CMS are often categorized by the use-cases they cover, usually grouped by "complexity". So we see a lot of CMS taxonomies that bucket products into "Enterprise/Small Business" or "Simple/Medium/Complex".

Here's a typical taxonomy takes both complexity and the Product vs Platform axis into account.

Getting back into Drupal work after a long hiatus, I had an epiphany about how developers choose CMS (or maybe more generally, how makers choose tools).

You know that wonderful moment when you're trying to learn how to do something new with Drupal, and you learn that the feature in question has been implemented in a particulary beautiful way? With enough complexity to handle 99% of the edge cases and provide maximal extensibility? And that happens again and again, and that's why you end up falling in love and refusing to work with other tools?

Many other people have the opposite reaction, retreating in disgust because things are too complicated, and too much work is required just to do something simple that you could roll out in Wordpress with your eyes closed.

I'm trying very hard to avoid making a value judgement here. Simple is good too. Good complexity can also come from combining multiple simple systems, sometimes with more freedom than you can get from a single complex system.

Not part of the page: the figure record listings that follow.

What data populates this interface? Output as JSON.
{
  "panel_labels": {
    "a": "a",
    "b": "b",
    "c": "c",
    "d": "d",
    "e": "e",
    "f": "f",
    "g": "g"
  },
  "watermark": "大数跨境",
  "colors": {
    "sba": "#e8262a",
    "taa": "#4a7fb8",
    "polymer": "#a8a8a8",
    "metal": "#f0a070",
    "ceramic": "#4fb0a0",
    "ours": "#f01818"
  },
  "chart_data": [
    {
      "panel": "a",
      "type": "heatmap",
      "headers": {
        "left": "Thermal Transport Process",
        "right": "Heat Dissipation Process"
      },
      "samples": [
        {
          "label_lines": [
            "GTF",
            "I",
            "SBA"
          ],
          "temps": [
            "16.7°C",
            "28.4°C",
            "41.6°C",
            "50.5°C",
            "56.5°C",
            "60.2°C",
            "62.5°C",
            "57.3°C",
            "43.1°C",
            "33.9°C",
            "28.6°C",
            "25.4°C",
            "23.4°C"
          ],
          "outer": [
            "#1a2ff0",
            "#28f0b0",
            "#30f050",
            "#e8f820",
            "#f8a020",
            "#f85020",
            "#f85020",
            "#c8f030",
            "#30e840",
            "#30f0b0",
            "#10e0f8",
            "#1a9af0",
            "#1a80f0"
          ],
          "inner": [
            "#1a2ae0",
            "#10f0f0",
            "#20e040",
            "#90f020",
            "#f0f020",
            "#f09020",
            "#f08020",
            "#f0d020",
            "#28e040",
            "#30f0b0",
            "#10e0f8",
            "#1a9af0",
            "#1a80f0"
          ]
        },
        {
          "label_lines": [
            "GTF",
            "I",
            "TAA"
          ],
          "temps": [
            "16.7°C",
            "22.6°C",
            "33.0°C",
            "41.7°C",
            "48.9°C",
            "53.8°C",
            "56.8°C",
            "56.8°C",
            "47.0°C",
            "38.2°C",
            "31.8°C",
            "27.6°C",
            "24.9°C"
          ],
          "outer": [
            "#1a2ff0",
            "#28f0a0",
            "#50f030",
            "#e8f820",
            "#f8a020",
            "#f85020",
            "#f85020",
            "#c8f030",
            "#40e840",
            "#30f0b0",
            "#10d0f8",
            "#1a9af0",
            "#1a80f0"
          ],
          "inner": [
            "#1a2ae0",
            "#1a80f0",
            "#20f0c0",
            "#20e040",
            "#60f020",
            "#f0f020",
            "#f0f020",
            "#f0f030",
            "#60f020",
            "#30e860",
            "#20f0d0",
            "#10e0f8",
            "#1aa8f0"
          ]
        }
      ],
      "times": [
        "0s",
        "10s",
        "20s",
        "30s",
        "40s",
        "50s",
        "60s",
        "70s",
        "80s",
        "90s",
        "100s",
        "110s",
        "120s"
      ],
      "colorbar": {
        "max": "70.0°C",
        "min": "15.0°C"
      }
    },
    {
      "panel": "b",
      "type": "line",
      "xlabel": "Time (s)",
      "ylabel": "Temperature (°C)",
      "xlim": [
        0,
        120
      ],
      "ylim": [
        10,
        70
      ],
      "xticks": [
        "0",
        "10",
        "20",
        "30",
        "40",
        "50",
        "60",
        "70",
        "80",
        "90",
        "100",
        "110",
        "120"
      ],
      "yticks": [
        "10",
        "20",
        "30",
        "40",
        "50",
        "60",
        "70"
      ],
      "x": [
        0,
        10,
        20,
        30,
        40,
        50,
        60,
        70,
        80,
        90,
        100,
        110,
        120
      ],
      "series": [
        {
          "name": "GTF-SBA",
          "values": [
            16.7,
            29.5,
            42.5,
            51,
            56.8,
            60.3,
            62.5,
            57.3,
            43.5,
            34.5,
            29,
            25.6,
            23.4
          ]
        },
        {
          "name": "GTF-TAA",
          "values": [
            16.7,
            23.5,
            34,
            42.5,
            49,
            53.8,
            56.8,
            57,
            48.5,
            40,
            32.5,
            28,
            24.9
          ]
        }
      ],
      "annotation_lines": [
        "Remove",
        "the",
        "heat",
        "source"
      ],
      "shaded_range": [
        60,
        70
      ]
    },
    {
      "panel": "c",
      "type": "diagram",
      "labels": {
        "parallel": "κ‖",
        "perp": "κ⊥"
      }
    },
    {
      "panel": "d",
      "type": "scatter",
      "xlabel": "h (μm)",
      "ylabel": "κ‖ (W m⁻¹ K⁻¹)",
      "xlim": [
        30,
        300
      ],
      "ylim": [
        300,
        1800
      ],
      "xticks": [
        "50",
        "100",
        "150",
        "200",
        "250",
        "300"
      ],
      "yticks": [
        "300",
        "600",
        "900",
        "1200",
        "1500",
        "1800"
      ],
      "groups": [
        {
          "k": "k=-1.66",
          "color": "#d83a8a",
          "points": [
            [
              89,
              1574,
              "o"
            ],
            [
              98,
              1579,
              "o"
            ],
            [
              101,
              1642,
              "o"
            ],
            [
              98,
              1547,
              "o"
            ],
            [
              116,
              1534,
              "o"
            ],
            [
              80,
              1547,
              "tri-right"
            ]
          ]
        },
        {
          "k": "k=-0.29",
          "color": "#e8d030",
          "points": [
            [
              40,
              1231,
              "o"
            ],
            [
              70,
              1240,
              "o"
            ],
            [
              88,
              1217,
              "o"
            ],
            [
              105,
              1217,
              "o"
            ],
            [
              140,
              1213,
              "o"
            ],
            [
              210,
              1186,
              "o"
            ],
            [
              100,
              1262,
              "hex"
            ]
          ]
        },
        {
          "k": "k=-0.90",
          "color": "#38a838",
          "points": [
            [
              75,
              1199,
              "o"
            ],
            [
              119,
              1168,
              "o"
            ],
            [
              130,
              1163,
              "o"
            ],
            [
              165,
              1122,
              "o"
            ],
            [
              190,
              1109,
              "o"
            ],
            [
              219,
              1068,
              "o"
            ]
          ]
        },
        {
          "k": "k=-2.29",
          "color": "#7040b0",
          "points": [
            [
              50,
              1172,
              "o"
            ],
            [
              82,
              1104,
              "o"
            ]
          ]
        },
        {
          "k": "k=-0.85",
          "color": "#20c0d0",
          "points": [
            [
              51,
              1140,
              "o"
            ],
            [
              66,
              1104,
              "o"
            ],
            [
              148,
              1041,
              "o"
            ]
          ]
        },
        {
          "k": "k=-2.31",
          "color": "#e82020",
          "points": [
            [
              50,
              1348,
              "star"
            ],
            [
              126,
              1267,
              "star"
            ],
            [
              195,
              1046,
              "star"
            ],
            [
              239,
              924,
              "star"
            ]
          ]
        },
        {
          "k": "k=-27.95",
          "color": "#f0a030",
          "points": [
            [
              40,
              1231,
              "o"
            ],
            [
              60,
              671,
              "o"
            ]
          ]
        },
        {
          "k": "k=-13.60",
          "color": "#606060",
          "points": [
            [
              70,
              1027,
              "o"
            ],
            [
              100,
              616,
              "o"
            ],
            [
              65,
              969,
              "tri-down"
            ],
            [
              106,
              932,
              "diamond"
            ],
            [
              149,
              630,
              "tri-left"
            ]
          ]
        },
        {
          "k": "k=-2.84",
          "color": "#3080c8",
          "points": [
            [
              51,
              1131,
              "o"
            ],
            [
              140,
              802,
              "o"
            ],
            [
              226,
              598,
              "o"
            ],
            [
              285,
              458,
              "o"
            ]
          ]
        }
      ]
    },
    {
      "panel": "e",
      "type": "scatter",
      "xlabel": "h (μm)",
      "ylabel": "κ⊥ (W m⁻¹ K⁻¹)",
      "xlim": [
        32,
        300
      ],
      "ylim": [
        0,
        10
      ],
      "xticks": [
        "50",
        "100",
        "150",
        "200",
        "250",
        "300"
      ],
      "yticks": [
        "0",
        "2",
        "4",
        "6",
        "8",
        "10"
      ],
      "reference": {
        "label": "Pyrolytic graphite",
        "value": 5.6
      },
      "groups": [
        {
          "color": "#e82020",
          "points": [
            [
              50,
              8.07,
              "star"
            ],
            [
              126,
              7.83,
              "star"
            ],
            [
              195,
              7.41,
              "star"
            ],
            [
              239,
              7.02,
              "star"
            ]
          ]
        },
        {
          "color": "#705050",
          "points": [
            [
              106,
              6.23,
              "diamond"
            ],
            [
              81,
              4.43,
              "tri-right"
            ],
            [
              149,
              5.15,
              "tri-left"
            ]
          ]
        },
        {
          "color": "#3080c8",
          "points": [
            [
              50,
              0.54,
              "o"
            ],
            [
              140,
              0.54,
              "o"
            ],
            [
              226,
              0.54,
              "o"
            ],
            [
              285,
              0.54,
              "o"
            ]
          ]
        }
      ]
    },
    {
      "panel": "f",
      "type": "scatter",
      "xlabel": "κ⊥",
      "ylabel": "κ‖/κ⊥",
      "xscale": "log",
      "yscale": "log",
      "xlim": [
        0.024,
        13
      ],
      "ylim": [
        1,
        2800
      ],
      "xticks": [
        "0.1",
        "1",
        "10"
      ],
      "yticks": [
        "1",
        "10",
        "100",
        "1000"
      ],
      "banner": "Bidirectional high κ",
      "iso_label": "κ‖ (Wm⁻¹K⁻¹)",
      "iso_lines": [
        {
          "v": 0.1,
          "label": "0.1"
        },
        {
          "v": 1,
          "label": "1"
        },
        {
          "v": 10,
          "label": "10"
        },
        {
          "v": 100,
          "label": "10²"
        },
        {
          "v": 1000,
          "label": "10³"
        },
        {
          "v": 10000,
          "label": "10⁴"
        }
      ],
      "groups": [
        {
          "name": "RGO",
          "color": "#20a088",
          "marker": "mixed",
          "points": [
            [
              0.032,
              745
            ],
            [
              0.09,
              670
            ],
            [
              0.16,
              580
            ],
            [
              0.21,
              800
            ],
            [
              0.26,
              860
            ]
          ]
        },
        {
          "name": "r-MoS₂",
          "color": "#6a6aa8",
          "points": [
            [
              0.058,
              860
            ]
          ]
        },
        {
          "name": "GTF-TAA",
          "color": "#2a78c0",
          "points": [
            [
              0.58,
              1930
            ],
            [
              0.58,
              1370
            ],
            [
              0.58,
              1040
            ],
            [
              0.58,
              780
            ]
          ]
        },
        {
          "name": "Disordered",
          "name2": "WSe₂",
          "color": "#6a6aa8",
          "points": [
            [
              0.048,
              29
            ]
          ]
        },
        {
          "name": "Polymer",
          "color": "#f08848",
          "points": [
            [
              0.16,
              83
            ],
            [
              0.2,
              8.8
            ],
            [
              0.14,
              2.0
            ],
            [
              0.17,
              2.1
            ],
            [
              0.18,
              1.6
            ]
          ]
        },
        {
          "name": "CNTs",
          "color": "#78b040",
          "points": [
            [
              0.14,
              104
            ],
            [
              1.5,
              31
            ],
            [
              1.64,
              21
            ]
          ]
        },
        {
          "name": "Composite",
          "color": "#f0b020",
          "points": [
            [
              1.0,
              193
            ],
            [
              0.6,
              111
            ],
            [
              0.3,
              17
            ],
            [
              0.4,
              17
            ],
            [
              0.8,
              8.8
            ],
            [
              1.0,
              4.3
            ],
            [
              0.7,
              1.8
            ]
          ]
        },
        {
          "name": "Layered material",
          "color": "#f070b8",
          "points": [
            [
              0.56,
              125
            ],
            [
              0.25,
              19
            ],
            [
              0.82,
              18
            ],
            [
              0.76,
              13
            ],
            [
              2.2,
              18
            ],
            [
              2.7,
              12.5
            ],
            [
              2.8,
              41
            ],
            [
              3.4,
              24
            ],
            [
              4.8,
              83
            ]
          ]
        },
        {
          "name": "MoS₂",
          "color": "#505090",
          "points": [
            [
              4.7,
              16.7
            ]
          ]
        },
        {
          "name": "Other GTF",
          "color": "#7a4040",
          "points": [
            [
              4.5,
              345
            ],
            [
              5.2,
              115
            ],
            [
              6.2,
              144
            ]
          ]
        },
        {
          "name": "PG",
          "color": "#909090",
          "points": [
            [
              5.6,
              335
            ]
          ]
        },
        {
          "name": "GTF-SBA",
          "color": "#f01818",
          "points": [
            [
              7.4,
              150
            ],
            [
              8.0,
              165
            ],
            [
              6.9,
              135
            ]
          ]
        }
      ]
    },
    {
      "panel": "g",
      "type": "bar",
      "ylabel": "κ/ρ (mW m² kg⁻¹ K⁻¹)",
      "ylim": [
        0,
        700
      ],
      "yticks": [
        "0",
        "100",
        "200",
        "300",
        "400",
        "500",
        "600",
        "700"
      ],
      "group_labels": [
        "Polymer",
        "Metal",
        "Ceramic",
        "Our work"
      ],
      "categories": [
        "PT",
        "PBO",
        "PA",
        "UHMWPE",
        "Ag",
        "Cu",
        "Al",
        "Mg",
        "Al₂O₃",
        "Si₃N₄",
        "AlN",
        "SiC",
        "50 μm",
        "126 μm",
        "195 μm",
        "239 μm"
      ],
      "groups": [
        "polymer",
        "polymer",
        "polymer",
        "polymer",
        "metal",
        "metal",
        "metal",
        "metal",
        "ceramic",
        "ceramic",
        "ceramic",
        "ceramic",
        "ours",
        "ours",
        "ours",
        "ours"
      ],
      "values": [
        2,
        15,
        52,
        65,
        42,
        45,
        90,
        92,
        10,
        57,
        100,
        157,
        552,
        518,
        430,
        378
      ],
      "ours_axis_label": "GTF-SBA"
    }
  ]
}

But I wonder if we choose the tools that fit our brains more often than we choose the tools that fit our use cases. I wonder if the decision to make Drupal a relatively-complex, but elegantly crafted CMS is the reason why Drupal has a community of outstanding and thoughtful developers and not the other way around as is commonly supposed?


Complexity with strong usability

I don't necessarily think that having a complex system that reaches edge cases can't be simple. From my experiences it has been the usability of drupal that has steered folks to other CMSes.

What's missing is the default configuration, modules, wizards, etc. that make it easy for the user to get up and running quick. The more advanced users can tweak / code away to reach those edge cases.

As an example, take the organic groups module from D6. When you enabled it the user was often confused how to get groups working.

Now take a look at the Date + Calendar modules. A sub-module was included that basically was a wizard to create your Event content type, date CCK fields, and calendar views.

That same concept could be applied to groups to automatically create a group content type, etc. Advanced users may have a few more steps to set it up the way they'd like, but they'll have an understanding of how to do that anyway.

firebus's picture


Aha...I'm talking about complexity vs. simplicity of the code in Drupal core, not complexity vs. simplicity of the UI.

As a developer, working with a CMS that has beautiful code and architecture is compelling, even if there are aspects of the CMS (like the admin UI, or any other external flaw) that make Drupal a bad fit for some use-cases (like the ones you describe above).

I certainly agree that difficult admin UI has been a disadvantage of Drupal historically (I haven't played with D7 enough to know how much progress we've made in this release).